Has there ever been a surer guarantee of regret than what we will have when KO is HC on another team and he is recruiting against us?
This is the puzzle. A lot of what KO has gone through is normal for a first-time head coach. Strategic program management, finding the right complementary group of assistants, developing an identity on the court (zone vs man, run vs half-court, etc), learning how to assess high school players for fit to program (including character fit to your style of coaching), learning how to develop the positions you didn't play, learning ins and outs of recruiting, developing a coherent plan so that all coaches are on the same page and pulling together -- it's normal to fail early at these things.
If you're going to be a good coach, after about 5 years you've figured these out. We forgot that Hall of Fame coaches often had losing records in their first five years.
KO appears to be on his way to solving some of these things. They seem to be committed to developing a running team with a man-defense mentality. He seems to have found a staff he's comfortable with. The recruiting plan seems to make a lot more sense, in terms of who they are targeting. We'll have to see if the results on the court and the player development get better.
I do think KO got a little complacent with the national championship and diverted by the divorce, and took longer than he should have to address these issues and figure them out. Let's hope he has time to remedy everything and get results.

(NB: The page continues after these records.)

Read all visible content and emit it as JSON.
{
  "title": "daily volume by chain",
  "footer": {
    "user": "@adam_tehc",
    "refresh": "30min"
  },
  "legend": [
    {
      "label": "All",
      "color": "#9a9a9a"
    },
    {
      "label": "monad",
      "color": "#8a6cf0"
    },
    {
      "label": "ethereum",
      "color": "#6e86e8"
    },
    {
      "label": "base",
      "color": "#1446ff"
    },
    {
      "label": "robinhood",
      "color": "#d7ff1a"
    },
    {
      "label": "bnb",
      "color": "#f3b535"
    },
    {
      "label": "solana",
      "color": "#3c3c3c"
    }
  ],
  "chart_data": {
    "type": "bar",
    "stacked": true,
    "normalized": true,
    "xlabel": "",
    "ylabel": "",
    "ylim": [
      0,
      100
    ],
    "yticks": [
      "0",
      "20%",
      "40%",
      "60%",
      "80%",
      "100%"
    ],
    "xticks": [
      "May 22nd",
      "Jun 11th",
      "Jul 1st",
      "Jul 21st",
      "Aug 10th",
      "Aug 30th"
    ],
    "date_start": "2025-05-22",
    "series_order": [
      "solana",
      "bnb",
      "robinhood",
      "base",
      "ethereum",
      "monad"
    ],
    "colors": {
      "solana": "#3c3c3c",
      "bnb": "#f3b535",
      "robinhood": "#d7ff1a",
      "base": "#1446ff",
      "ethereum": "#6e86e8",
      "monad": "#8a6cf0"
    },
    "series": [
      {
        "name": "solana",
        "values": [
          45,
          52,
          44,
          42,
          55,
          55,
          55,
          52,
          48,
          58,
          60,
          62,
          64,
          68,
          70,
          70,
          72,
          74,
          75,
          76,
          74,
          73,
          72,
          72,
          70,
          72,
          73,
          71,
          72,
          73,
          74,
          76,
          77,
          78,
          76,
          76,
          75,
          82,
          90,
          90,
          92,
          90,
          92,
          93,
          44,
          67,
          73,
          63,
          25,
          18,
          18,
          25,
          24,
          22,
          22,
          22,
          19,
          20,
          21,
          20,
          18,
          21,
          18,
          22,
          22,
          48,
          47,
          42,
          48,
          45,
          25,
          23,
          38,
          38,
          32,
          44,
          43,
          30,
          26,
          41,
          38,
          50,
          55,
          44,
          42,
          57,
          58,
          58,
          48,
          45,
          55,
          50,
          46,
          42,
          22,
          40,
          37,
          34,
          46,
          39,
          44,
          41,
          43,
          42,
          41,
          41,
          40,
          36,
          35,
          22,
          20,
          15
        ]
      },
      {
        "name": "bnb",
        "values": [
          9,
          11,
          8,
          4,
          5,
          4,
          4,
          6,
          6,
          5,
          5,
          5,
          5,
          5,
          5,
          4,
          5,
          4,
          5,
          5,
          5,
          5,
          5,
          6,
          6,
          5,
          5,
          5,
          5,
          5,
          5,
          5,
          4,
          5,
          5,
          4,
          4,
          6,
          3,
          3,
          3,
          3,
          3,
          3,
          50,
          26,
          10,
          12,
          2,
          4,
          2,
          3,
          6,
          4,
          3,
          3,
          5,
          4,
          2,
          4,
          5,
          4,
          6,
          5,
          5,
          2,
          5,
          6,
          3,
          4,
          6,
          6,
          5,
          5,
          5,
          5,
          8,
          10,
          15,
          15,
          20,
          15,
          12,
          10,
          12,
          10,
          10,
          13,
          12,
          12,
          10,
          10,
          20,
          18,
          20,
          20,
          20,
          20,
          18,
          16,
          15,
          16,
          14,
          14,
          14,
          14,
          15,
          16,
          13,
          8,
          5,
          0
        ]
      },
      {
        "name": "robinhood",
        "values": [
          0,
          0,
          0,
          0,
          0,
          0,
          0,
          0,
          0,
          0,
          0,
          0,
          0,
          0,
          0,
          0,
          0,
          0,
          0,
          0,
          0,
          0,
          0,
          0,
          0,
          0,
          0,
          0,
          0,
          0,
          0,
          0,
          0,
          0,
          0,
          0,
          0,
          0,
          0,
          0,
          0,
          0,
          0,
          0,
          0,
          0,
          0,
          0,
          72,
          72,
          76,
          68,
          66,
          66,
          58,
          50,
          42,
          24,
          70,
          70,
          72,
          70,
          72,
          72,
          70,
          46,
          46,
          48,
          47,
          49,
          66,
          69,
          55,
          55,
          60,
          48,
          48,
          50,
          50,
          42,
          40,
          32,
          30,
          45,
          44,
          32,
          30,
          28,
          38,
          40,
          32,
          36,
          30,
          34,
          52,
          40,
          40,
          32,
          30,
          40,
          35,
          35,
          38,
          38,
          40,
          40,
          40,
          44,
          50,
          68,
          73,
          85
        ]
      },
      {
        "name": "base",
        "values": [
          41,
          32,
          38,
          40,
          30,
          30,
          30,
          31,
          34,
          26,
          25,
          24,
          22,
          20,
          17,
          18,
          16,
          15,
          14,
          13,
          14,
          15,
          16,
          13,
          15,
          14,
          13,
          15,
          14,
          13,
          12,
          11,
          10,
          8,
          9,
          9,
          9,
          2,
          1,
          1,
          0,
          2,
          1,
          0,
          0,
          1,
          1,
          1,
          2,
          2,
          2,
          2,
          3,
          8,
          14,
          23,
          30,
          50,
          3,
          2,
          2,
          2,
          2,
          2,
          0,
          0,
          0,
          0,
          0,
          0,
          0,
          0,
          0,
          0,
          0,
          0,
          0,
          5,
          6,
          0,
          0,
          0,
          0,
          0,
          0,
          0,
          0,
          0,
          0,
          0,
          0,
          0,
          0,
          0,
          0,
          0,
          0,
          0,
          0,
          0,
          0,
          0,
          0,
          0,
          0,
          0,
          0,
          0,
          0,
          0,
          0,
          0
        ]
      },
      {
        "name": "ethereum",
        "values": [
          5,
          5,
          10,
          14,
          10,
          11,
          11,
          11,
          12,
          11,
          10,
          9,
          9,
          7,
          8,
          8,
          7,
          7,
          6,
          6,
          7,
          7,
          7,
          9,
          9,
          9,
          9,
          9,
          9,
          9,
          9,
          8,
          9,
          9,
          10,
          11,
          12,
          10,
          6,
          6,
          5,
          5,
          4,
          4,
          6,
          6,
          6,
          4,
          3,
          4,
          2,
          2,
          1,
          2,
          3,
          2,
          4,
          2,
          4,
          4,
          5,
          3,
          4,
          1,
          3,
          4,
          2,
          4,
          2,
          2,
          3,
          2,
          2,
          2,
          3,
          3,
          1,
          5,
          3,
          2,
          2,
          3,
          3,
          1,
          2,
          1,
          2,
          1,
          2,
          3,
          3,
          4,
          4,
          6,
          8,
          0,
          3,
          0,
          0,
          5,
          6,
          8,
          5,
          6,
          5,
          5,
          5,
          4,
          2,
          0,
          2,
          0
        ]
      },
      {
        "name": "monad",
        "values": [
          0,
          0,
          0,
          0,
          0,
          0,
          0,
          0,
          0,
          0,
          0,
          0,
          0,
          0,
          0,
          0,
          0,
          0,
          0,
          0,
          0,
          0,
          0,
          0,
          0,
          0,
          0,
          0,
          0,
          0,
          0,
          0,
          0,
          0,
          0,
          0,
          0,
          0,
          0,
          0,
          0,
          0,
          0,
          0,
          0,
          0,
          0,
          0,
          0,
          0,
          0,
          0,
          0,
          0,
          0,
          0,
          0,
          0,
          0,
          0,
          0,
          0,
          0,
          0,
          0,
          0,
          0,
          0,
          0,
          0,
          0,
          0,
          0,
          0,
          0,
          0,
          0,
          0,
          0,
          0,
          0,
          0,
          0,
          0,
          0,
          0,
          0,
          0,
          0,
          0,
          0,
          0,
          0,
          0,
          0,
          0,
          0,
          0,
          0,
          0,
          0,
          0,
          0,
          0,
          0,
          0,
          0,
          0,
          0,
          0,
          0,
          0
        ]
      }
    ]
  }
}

He has to show it on the court. As for Fishy's "scrapple," at least it's top 200 scrapple. There's no reason, if KO is going to be a great coach, he can't win with top 200 talent. There are about 800 top 200 players in NCAA D1, spread over 300 schools. The average school has 3 of them. If KO can get 7 and coach them up, UConn can be a top-60 NCAA team and make the NCAA tourney more often than not. Get a few of them to the NBA, and top 100 players will come. There's no reason he can't build a reputation the same way Cooley and other competing coaches have.